Lamb Street Food
Reykjavik, Iceland
August 27, 2018
Fusion cuisine as a concept is the apotheosis of cultural exchange and can only exist and thrive where there is significant enough trade and travel to allow a local population to fall in love with exotic flavors, then experiment with adding them to the traditional, locally produced fare. Fusion cuisine as the basis for a restaurant is highly risky, and thus that more rewarding when it turns out well.

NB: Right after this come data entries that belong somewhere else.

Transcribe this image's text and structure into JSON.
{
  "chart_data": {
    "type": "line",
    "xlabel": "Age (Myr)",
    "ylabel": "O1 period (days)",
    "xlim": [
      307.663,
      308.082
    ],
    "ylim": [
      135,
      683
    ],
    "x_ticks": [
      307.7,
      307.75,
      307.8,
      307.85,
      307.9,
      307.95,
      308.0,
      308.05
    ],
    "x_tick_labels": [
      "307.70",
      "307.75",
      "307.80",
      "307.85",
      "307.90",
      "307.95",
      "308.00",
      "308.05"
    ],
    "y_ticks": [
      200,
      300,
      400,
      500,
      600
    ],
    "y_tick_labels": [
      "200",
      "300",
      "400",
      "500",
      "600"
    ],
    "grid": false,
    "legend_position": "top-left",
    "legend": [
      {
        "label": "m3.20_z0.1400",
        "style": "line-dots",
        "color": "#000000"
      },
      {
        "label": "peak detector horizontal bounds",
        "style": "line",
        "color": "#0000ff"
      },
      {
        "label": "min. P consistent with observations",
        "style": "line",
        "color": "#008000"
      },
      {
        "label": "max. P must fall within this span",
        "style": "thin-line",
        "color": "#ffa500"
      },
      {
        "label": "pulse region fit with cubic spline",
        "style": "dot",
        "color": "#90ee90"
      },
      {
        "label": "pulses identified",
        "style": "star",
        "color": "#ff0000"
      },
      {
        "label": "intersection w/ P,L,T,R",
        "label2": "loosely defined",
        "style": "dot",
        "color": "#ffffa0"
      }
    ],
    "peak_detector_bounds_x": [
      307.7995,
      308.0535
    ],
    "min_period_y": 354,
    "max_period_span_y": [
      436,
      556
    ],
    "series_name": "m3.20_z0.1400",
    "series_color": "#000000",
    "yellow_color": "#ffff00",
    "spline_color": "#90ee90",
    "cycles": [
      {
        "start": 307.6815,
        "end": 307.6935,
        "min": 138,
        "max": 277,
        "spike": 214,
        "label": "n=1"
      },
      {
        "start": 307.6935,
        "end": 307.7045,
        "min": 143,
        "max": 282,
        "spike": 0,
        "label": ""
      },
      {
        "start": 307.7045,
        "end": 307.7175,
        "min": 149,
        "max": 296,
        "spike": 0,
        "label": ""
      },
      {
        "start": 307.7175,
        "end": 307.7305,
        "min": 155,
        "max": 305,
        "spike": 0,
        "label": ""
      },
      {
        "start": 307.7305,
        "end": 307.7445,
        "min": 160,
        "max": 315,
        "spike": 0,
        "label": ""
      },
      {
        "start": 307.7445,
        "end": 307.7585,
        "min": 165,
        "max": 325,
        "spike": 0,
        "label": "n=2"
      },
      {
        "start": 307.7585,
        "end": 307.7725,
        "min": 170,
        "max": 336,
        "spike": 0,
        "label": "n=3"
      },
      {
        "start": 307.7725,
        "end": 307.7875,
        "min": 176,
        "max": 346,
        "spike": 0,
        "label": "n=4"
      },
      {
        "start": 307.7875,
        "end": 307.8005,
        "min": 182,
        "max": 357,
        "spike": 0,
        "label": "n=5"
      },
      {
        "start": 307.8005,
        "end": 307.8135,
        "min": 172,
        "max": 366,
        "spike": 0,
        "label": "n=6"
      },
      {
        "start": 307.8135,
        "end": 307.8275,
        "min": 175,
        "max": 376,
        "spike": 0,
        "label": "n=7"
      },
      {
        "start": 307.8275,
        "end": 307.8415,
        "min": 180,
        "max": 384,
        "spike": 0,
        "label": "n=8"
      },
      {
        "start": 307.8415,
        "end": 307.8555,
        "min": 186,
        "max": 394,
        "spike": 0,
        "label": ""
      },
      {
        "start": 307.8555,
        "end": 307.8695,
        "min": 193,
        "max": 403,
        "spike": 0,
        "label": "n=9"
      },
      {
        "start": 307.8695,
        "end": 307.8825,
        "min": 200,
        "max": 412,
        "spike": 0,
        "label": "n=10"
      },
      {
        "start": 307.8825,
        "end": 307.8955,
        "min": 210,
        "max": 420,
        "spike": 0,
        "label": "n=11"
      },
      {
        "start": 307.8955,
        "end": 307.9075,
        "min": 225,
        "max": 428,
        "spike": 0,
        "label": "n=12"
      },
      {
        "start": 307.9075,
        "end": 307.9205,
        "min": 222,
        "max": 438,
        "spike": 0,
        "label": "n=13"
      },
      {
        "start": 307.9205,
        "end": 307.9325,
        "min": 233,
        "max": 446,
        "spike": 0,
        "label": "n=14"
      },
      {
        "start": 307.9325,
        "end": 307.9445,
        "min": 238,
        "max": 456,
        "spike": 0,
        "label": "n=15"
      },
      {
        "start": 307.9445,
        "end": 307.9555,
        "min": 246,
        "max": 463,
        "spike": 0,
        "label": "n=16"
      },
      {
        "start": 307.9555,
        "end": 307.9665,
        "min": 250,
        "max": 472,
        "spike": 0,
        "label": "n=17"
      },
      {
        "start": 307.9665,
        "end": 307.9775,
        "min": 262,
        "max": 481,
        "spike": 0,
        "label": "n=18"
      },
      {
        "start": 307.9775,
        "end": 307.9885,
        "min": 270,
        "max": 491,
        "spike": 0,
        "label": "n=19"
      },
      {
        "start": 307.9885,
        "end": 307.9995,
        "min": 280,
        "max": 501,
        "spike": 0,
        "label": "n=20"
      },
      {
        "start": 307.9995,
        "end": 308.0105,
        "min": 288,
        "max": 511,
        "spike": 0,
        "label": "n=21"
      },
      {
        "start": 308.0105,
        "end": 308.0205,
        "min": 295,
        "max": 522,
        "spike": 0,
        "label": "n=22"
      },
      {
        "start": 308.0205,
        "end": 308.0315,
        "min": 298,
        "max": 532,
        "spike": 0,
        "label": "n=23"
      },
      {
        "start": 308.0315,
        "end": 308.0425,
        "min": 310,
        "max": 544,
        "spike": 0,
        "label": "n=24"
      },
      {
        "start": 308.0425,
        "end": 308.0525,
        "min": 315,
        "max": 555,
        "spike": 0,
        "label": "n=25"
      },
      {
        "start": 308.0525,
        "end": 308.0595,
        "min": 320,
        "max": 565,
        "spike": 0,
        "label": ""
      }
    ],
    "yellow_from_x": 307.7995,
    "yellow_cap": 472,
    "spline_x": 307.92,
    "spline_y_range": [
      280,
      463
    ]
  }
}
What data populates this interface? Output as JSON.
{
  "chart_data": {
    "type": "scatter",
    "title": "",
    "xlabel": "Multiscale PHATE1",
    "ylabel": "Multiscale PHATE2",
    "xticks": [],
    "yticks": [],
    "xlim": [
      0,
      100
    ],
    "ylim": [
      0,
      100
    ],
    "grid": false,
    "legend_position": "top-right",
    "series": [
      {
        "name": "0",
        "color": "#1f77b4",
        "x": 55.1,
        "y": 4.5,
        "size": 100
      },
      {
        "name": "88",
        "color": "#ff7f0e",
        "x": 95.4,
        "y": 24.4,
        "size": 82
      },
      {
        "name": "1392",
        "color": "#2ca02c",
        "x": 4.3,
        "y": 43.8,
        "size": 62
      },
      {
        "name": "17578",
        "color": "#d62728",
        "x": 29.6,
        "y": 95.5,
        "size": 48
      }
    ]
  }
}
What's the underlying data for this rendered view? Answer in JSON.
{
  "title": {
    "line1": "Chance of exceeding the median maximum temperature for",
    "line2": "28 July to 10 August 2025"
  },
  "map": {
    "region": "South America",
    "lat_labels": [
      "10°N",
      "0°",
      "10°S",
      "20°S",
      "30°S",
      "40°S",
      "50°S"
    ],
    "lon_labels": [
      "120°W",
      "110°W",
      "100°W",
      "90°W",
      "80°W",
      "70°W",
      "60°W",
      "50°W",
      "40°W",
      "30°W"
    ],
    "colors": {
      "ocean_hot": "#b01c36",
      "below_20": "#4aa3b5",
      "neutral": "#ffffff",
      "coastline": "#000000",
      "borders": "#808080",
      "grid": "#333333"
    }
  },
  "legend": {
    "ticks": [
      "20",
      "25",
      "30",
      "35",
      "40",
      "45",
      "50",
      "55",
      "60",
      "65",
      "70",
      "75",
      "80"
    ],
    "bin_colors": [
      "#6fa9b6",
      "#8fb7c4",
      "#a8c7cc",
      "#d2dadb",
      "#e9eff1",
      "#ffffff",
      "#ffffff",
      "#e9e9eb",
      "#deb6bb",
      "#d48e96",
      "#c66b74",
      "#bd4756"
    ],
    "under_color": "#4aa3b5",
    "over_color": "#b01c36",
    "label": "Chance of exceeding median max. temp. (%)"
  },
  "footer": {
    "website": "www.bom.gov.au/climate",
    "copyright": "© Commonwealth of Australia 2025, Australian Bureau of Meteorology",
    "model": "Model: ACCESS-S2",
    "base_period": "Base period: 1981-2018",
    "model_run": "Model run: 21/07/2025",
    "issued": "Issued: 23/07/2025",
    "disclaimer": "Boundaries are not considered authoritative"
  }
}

Lamb Street Food starts with Iceland’s most traditional protein source, locally raised, free-range lamb. That lamb is then compacted into a cone and slowly spit-roasted. This is the same process that is used world-wide for shawarma, gyro, or donner kebab. Most of those street foods around the world are mixed meats, compacted piecemeal of lamb, beef, and/or chicken. Lamb Street Food uses only locally sourced lamb, and the resulting flavor is divine.
The first choice in the complex menu is wrap or plate. The Plate, however, still provides you with the other amazing feature of the restaurant, the house-made flat bread. The difference between the wrap and the plate is that the wrap has only a little veg and sauce wrapped in with an astounding amount of lamb (resulting in a burrito about the width of my forearm and at least half that length), while the plate has that same wrap sliced into sections and arrayed in a salad of fresh, locally sourced from the carbon-reducing geothermal greenhouses of the island. You can build your own wraps, but unless you visit every day, do yourself the great favor of choosing one of the perfectly balanced pre-arranged options. The salad and sauces are fusion of traditional, healthy Icelandic fare with the flavor explosion of Middle-Eastern spicing. The only possible draw-back to the visit is that no shawarma or gyro back home will ever taste as good.